Since MAT under Sec 206 is rooted in accounting reality — in what the Statement of P&L actually shows — a deeming fiction created outside the books by a formula under Rule 14 has simply no hook in Sec 206 to enter the computation of Book Profit. What has never been debited in the Statement of P&L cannot be added back while computing Book Profit. Allowing such an addition would mean substituting a tax fiction for accounting reality — which is fundamentally contrary to the entire scheme and philosophy of MAT.

Judicial Support:

This position has been conclusively settled by the Supreme Court in:

  • Apollo Tyres Ltd. v. CIT [2002] 255 ITR 273 (SC) — which held that only adjustments expressly provided under the MAT provisions can be made to Book Profit, and nothing beyond; and
  • Malayala Manorama Co.

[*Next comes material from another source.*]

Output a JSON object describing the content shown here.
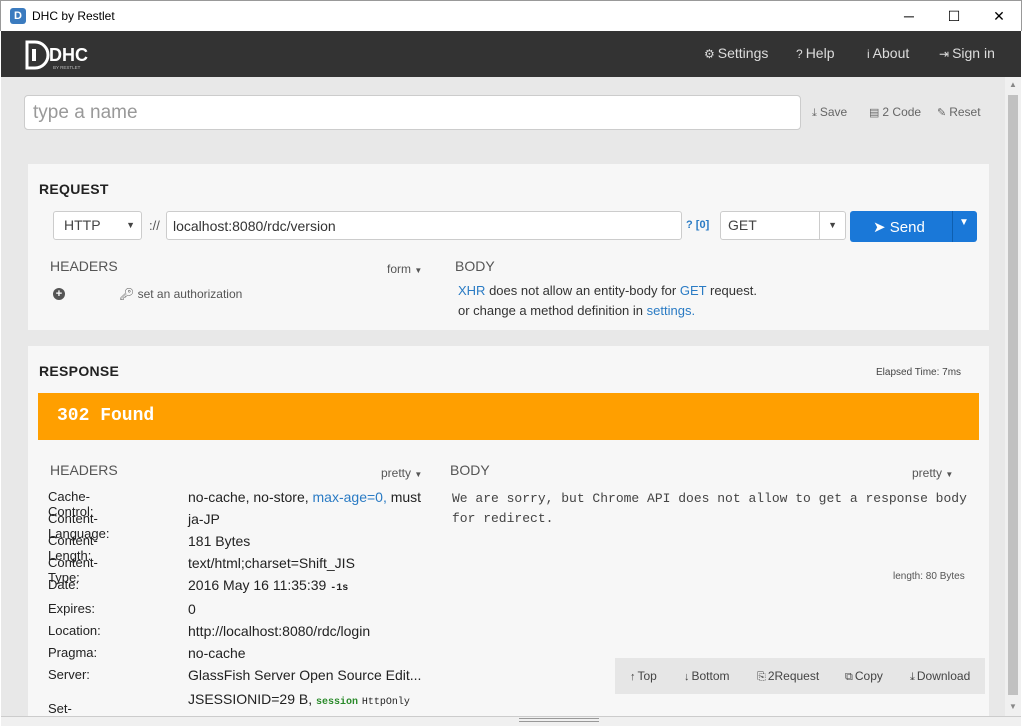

Ltd. v. CIT [2008] 300 ITR 251 (SC) — which specifically held that the Explanation to Sec 115JB(2) [now Sec 206(1)(c) and (d)] does not provide for addition of disallowance under Sec 14A read with Rule 8D, and the Assessing Officer is not empowered to make such addition while calculating Book Profit.

This has been recently reaffirmed by the ITAT Kolkata in Veedol Corporation Ltd. v. DCIT [2026] 217 ITD 24 (Kolkata Trib.), dated 13-01-2026, squarely under the provisions of the Income Tax Act, 1961, and the ratio applies with equal force to Sec 206 of the Income Tax Act, 2025, since the structure and philosophy of Book Profit computation remain identical.

Key Principle: MAT under Sec 206 of the Income Tax Act, 2025 is a tax on what the books show — not on what a formula assumes. A deeming disallowance computed outside the books of accounts under Sec 14 read with Rule 14 of the Income Tax Rules, 2026 has no place in the computation of Book Profit, since Sec 206(1)(c) and 206(1)(d) contain no provision for such addition.

****

Disclaimer: Views expressed are purely personal and for academic purpose only. Readers are advised to refer to the Income-tax Act, 1961 and the Income-tax Act, 2025 before taking any decision. The author is not responsible for consequences arising from reliance on this article.